Emanuel Ax, Piano
Performers
Emanuel Ax, Piano
Program
BEETHOVEN Piano Sonata No. 13 in E-flat Major, Op. 27, No. 1, "quasi una fantasia"
JOHN CORIGLIANO Fantasia on an Ostinato
BEETHOVEN Piano Sonata No. 14 in C-sharp Minor, Op. 27, No. 2, "quasi una fantasia” (“Moonlight")

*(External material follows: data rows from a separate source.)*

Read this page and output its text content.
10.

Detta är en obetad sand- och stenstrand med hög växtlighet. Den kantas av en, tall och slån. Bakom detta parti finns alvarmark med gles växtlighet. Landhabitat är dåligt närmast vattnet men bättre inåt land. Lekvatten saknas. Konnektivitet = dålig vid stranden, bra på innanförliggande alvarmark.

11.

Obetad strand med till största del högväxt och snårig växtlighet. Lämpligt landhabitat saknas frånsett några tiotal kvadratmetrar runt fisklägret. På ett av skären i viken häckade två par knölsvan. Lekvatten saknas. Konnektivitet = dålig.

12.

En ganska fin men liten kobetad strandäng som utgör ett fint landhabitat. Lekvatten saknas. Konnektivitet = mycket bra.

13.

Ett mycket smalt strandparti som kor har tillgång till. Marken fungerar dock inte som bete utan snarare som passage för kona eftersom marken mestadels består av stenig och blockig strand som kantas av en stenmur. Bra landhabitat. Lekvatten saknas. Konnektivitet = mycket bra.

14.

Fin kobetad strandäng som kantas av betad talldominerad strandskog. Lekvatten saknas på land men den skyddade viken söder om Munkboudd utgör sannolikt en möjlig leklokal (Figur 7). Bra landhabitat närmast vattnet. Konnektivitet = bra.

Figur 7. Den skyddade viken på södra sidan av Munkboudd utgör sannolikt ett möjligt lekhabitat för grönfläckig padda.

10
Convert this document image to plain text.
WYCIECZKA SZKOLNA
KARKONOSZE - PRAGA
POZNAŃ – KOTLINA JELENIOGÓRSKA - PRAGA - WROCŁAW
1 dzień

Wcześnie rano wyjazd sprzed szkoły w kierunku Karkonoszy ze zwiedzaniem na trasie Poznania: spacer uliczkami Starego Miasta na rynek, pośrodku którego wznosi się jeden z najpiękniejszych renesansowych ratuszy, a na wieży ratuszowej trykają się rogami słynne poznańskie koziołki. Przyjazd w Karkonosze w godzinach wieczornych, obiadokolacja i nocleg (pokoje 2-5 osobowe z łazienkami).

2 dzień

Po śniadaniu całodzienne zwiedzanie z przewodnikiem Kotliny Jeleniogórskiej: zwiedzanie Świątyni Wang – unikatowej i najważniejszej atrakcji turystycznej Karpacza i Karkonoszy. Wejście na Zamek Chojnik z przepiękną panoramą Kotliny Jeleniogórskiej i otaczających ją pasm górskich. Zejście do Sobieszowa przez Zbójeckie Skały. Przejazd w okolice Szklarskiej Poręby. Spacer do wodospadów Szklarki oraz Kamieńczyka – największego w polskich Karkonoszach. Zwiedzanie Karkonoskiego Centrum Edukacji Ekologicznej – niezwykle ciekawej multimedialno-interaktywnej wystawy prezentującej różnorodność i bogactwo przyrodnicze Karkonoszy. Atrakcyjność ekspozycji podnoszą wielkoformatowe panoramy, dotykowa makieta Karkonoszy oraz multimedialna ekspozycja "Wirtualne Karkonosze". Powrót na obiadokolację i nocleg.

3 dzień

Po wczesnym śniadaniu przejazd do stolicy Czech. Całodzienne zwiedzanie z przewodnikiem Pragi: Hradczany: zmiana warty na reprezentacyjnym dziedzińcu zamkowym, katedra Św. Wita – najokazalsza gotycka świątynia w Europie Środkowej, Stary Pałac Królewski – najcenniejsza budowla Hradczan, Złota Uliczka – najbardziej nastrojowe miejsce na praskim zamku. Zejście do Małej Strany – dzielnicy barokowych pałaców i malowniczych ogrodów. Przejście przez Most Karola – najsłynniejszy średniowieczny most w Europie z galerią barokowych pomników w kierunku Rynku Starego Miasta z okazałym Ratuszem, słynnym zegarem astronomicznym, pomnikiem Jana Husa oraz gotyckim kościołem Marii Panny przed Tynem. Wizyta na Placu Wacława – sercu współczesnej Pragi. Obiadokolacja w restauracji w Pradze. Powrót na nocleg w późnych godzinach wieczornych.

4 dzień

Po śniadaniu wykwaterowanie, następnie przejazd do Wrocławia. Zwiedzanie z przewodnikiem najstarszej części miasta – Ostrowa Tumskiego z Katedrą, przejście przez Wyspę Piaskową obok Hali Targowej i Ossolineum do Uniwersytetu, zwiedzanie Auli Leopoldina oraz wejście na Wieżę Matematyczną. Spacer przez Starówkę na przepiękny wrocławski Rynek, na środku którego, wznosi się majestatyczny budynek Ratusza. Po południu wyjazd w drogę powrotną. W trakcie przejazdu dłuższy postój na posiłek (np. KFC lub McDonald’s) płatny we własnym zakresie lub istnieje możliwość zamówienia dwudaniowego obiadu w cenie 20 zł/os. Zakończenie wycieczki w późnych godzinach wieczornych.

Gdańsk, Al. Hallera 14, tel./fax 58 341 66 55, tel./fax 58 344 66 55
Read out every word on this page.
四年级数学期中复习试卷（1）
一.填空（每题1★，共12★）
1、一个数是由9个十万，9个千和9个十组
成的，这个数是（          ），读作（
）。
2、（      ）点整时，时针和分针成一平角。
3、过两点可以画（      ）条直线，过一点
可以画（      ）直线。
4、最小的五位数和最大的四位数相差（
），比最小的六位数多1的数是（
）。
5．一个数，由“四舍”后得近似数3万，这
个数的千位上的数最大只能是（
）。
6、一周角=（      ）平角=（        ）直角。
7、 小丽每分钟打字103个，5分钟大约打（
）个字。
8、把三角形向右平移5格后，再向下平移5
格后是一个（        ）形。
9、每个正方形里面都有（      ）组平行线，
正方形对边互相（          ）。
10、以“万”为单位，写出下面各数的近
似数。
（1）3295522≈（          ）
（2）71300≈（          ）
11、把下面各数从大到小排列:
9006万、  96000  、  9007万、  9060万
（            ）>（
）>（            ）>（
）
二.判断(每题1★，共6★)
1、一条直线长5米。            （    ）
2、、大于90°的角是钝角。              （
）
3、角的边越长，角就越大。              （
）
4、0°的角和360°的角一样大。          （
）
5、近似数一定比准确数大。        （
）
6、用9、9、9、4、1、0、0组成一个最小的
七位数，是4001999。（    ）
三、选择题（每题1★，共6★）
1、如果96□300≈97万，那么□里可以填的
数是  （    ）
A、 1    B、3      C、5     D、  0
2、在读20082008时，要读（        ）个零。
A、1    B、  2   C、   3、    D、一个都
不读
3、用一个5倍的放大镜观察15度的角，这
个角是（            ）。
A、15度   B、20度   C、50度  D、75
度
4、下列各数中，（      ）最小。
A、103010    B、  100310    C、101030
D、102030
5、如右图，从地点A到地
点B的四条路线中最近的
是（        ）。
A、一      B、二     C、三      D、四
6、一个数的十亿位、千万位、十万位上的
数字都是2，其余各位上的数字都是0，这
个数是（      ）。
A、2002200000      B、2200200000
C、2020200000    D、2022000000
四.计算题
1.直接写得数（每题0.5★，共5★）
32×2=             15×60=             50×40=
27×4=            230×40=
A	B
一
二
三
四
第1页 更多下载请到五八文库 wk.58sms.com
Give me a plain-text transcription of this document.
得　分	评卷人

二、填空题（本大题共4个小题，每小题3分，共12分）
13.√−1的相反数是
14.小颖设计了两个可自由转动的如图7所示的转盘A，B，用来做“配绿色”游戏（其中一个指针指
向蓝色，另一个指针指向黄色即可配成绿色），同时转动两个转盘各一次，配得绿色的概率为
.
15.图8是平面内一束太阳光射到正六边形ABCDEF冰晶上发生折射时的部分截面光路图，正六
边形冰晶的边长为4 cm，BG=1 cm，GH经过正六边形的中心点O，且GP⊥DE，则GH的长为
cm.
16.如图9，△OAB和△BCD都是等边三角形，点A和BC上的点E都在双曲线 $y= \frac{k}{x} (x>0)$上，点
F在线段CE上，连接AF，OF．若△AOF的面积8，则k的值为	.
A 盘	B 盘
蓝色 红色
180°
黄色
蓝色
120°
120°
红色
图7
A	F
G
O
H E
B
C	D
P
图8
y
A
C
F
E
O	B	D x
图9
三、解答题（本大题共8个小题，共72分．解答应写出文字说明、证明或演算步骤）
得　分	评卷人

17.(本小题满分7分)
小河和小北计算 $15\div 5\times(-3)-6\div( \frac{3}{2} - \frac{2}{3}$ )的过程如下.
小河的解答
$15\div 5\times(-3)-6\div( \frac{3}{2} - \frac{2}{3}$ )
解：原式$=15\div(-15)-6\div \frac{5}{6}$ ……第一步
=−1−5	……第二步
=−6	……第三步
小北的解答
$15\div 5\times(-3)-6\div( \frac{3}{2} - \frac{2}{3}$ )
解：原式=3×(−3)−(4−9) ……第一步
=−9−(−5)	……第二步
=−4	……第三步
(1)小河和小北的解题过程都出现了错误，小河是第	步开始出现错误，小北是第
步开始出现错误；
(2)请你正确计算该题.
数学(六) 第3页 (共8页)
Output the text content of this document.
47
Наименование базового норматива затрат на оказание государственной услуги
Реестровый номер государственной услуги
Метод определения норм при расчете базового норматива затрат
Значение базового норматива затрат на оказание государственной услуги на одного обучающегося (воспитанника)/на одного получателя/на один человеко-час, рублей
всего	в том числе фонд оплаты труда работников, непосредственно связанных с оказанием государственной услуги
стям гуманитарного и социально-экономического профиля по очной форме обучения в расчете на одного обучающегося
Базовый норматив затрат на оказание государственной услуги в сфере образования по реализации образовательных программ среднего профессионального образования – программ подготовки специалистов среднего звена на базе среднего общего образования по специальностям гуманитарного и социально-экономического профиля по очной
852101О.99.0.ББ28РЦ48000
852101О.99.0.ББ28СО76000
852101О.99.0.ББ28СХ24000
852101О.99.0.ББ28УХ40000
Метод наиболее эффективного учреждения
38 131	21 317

R. SCHUMANN Arabeske in C Major
R. SCHUMANN Fantasy in C Major, Op. 17
Event Duration
The printed program will last approximately 100 minutes, including one 20-minute intermission.At a Glance
A fantasy is defined as the free play of creative imagination. The term connoted many different things for the three composers represented on tonight’s program, but in essence it could refer to almost any work that did not quite conform to any of the standard musical forms and genres. Beethoven, the prototypical boundary-defying composer, evoked the 18th-century genre of the free-form keyboard fantasy in his beloved “Moonlight” Sonata and its equally unconventional companion, the Sonata No. 13 in E-flat Major, Op. 27, No. 1. Robert Schumann’s great Fantasy in C Major, which originated as a tribute to Beethoven, alludes to the older composer’s song “An die Ferne Geliebte,” a paean to his anonymous “distant beloved.” Similarly, John Corigliano borrowed the thematic material for his Fantasia on an Ostinato from Beethoven’s Seventh Symphony. Although Schumann’s winsome Arabeske has a more traditional structure, it too owes much to the composer’s dreamily melancholic alter ego Eusebius.